The Jazz Singer lors de sa dernière victoire avec Manuel Nunes en selle en octobre 2019. Tout comme Triple Fate Line, les deux chevaux sont suspendus de toute compétition pendant 6 mois

Les choses sont allées très vite dans le double cas de dopage de Triple Fate Line et The Jazz Singer. Après « une admission of guilt » de Ravin Raghoonundun, palefrenier de ces deux chevaux au sein de l’établissement Shyam Hurchund, au lendemain de l’éclatement de ce énième cas de doping au Champ de Mars, les Racing Stewards, qui ont ouvert une enquête hier matin pour situer les responsabilités, le couperet est aussitôt tombé : trois ans de disqualification pour Raghoonundun, un an ferme pour Ramraj Sumoruth, un palefrenier qui exerce chez Rameshwar Gujadhur et qui était de mèche dans cette affaire. Tous deux sont trouvés coupables et la sanction a été immédiate.

Tout a commencé par un prélèvement sanguin de Triple Fate Line, à partir duquel on retrouva un produit illicite (testostérone) qui entraîna le retrait du cheval et l’annulation de la 7e course de samedi dernier. Le Mauritius Turf Club, de concert avec la Gambling Regulatory Authority, ordonna dans la foulée que des échantillons d’urine et de sang soient pris sur Triple Fate Line, de même que tous les autres chevaux du yard Hurchund. C’est alors qu’on a découvert que Jazz Singer était lui positif à l’EPO (l’Erythropoïtine). Soumis à un interrogatoire serré du MTC, Ravin Raghoonundun, qui exerce comme palefrenier depuis deux ans seulement, est passé aux aveux. Il a incriminé le dénommé Ramraj Sumoruth, de même qu’un habitué du training matinal de Floréal (dont il a divulgué le nom), lesquels sont, selon lui, les principaux protagonistes de ces deux cas de dopage.

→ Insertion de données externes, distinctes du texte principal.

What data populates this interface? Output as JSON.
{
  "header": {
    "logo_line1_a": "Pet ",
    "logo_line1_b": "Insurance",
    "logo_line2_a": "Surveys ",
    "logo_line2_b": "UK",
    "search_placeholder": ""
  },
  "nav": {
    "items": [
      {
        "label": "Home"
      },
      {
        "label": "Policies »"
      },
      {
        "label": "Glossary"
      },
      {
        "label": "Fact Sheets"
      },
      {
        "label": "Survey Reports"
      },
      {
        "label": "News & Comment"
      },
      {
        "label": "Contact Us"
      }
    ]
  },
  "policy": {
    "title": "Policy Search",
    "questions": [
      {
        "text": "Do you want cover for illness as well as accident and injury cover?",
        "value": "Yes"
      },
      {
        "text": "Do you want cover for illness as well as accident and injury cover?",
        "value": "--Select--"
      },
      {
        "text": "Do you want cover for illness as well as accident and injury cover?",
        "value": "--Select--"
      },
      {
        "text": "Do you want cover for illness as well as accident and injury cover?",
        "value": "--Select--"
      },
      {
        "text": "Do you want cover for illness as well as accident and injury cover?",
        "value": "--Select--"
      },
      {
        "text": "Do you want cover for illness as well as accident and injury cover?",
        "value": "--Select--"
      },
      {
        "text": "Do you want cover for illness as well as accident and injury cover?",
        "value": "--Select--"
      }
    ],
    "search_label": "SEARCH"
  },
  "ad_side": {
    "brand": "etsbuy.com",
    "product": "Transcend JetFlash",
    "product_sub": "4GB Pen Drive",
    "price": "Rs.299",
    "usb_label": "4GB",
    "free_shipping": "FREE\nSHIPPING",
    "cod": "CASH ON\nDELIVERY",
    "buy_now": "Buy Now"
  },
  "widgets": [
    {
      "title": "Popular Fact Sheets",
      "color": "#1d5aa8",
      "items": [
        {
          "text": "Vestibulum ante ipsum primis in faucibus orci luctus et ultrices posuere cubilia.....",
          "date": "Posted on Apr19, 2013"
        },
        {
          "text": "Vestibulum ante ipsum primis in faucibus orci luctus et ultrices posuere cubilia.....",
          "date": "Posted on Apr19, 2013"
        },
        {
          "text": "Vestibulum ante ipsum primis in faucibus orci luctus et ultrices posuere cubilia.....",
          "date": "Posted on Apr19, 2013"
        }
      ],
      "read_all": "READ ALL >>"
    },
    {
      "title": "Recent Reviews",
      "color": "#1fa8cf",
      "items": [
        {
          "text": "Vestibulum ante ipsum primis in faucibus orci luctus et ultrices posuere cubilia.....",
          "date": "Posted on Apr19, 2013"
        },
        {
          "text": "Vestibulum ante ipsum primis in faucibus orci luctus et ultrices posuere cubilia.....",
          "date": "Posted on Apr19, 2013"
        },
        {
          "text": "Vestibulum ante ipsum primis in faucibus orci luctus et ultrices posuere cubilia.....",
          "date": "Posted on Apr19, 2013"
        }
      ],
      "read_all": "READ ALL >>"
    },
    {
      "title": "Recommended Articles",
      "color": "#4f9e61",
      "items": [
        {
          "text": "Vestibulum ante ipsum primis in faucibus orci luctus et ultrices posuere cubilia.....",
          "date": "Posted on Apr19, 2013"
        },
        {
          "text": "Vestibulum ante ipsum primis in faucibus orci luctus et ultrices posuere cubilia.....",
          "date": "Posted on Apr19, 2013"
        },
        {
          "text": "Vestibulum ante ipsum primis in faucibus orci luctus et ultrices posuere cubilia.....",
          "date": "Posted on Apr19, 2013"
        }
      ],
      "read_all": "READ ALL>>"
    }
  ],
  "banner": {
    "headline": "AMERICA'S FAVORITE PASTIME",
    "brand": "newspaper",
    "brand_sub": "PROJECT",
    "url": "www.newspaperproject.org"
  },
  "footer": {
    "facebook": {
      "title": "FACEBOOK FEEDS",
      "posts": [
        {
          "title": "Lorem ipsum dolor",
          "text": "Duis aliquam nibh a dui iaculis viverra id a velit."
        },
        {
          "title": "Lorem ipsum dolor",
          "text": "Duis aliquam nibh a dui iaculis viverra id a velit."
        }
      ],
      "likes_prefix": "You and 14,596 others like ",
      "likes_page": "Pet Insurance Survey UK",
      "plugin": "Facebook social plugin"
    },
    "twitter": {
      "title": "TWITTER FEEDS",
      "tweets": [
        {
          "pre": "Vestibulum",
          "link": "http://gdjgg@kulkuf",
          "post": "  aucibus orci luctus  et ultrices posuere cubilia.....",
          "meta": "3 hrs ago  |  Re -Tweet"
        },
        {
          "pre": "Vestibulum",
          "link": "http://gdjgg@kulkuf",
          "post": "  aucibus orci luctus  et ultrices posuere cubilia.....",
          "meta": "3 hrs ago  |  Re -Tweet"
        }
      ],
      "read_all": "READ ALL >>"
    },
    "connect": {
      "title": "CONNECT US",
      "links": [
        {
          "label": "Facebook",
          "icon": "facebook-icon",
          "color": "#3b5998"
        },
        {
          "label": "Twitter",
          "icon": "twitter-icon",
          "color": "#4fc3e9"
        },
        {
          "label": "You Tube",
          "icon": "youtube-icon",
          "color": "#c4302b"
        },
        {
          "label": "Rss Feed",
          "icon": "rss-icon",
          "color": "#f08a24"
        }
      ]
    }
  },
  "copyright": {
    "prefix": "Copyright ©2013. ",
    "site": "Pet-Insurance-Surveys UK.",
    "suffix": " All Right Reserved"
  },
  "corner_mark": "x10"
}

Lors de l’enquête d’hier matin, après avoir écouté les témoins dans cette affaire et considéré les preuves versées dans le dossier à charge, le RS ont infligé une lourde disqualification de trois ans à Ravin Raghoonundun. Le palefrenier Ramraj Sumoruth, qui compte 36 années de service à ce poste (mais avec un casier judiciaire vierge), écope, lui, d’une année de disqualification. Ravin Raghoonundun et Ramraj Sumoruth auront maintenant à faire face à des interrogatoires de la police dans les jours à venir. L’entraîneur Shyam Hurchund, de son côté, sera entendu dans cette affaire de dopage par les Racing Stewards mardi prochain.

Il faut savoir que ce n’est pas le premier cas de dopage à l’EPO — un produit illicite selon les Rules Of Racing — qu’on enregistre sur notre turf. On se souvient qu’en 2018, Gameloft, de l’entraînement Shirish Narang, trouvé positif à ce même produit, avait fait l’objet d’une enquête marathon qui a duré presque deux ans et qui a vu l’entraîneur concerné se voir infliger une forte amende.